I love getting comments from my Post readers. And I love learning new things. A comment from Jon gave this threading to catch the outside warp thread. With it you don’t have to think and you don’t need a floating selvedge. I might not use it if I thought I would weave other structures besides twills in a piece, but it beats a floating selvedge if you plan a big twill project. Try to figure out how it works just from the threading.

Here is the regular 4-shaft twill tie-up. Can you see how a thread is always caught on each edge with every weft shot? Notice the circles in the tie-up. That’s because it’s showing shafts lifted. Remember that bubbles rise.

Now add the treadling. Can you figure out what the edges will look like from this information?

Here is the complete draft. The edges make a sort of plain weave. Perhaps you could thread more threads for the edges and make a border. Maybe an idea to ponder and worth trying? This is how my mind works—I’d want to do a sample first to see how the two weaves work. Now I’m thinking again…you could thread the edges: 22, 44 and 11, 33 to get a real basket weave on the edges and I think that should surely work with the twill. When I want bands of both twill and plain weave in a cloth, I often use basket weave instead of real plain weave because they both draw in the same. (If you use plain weave bands, they will turn out to be wider than the twill areas.)
Have you tried it yet? I’ve attempted something like this recently using a worsted wool yarn. I was basically making a trim piece, 2″ wide, to finish a hucklace woven wool piece that ended up looking like a ribbed sweater! Anyway, I thought a twill trim would be easier to shape around the sweater collar and stuff, but also needed a good edge and the worsted wool wouldn’t full very much, so I tried this – creating a tabby at the edges with the last four threads. What didn’t work is that the tabby weave and the twill weave didn’t, um…pack? the same way? What word do I use? haha.

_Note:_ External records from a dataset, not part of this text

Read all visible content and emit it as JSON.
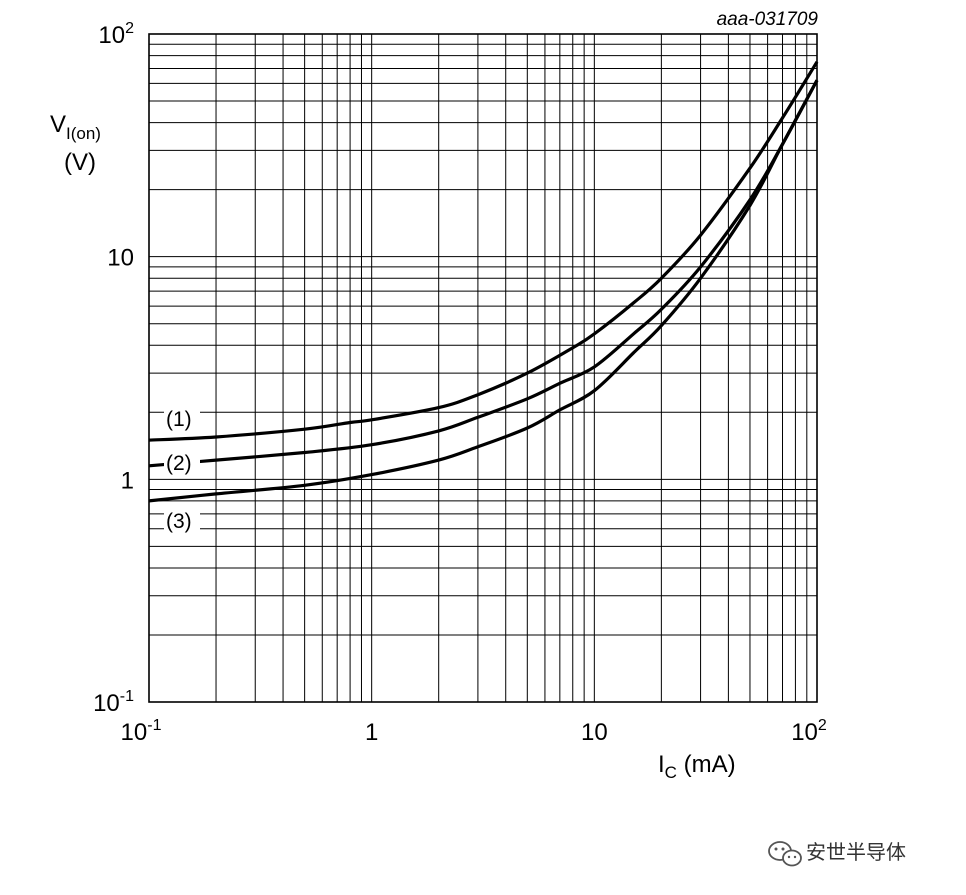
{
  "chart_data": {
    "type": "line",
    "figure_code": "aaa-031709",
    "xlabel": {
      "main": "I",
      "sub": "C",
      "rest": " (mA)"
    },
    "ylabel": {
      "main": "V",
      "sub": "I(on)",
      "unit": "(V)"
    },
    "x_scale": "log",
    "y_scale": "log",
    "xlim": [
      0.1,
      100
    ],
    "ylim": [
      0.1,
      100
    ],
    "grid": true,
    "x_ticks": [
      {
        "value": 0.1,
        "base": "10",
        "exp": "-1"
      },
      {
        "value": 1,
        "base": "1",
        "exp": ""
      },
      {
        "value": 10,
        "base": "10",
        "exp": ""
      },
      {
        "value": 100,
        "base": "10",
        "exp": "2"
      }
    ],
    "y_ticks": [
      {
        "value": 0.1,
        "base": "10",
        "exp": "-1"
      },
      {
        "value": 1,
        "base": "1",
        "exp": ""
      },
      {
        "value": 10,
        "base": "10",
        "exp": ""
      },
      {
        "value": 100,
        "base": "10",
        "exp": "2"
      }
    ],
    "series": [
      {
        "name": "(1)",
        "x": [
          0.1,
          0.2,
          0.5,
          0.8,
          1,
          2,
          3,
          5,
          8,
          10,
          15,
          20,
          30,
          50,
          70,
          100
        ],
        "y": [
          1.5,
          1.55,
          1.68,
          1.8,
          1.85,
          2.1,
          2.4,
          3.0,
          3.9,
          4.5,
          6.2,
          8.0,
          12.5,
          25,
          42,
          75
        ]
      },
      {
        "name": "(2)",
        "x": [
          0.1,
          0.2,
          0.5,
          1,
          2,
          3,
          5,
          7,
          10,
          15,
          20,
          30,
          50,
          70,
          100
        ],
        "y": [
          1.15,
          1.22,
          1.32,
          1.43,
          1.65,
          1.9,
          2.3,
          2.7,
          3.2,
          4.5,
          5.8,
          9.0,
          18,
          32,
          62
        ]
      },
      {
        "name": "(3)",
        "x": [
          0.1,
          0.2,
          0.5,
          1,
          2,
          3,
          5,
          7,
          10,
          15,
          20,
          30,
          50,
          70,
          100
        ],
        "y": [
          0.8,
          0.86,
          0.94,
          1.05,
          1.22,
          1.4,
          1.7,
          2.05,
          2.5,
          3.7,
          4.9,
          8.0,
          17,
          32,
          62
        ]
      }
    ]
  },
  "watermark": {
    "icon": "wechat-icon",
    "text": "安世半导体"
  }
}
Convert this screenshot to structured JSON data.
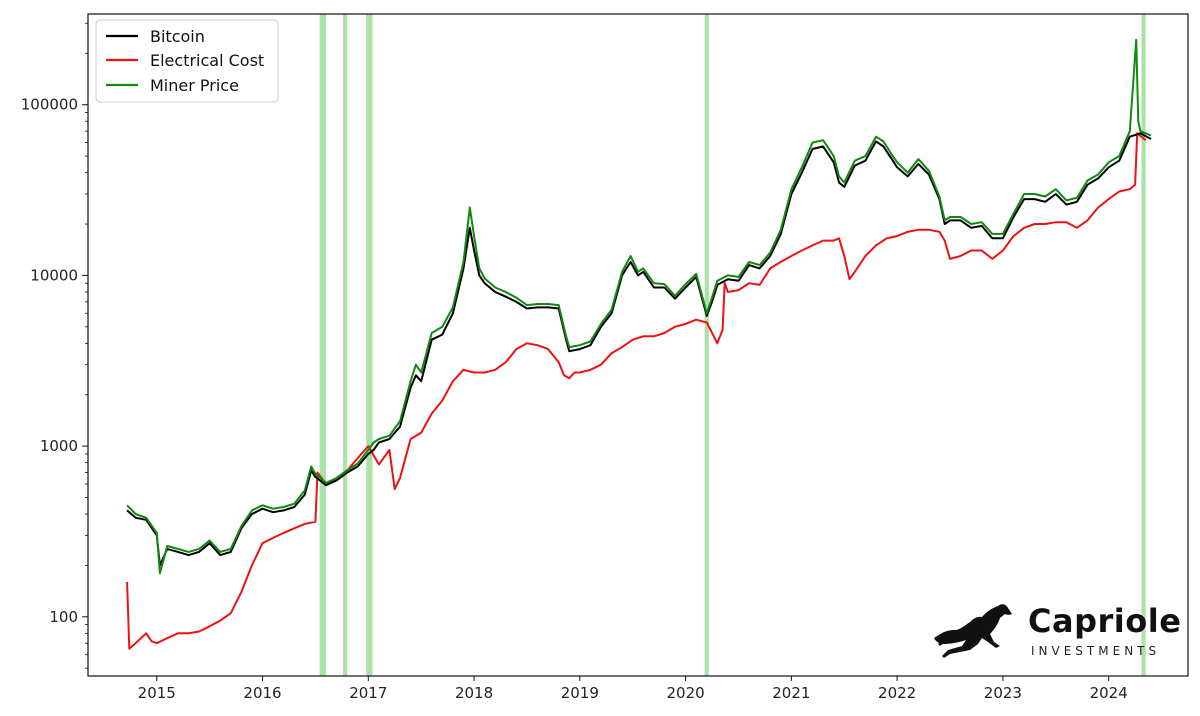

The tabby weave was tight but the twill was too loose — so I just used a tabby weave for the whole piece. I was wondering if maybe a basket weave or spacing out the threads – like going from 24 to 12 epi or whatever, might do the trick. I just wove yards of 16/2 linen twill to make bread bags and did nothing special, it turned out great – but that’s linen for you!
I worried about that problem and you proved it worthy of worry. I think that’s why I began to think of the basket weave and doubling the threading for the edges. The worsted wasn’t very forgiving, but neither would cotton or line be. It will be interesting to hear other reports.
Peggy
I weave Tartans, and this is the thread up I use to give me clean, solid edges.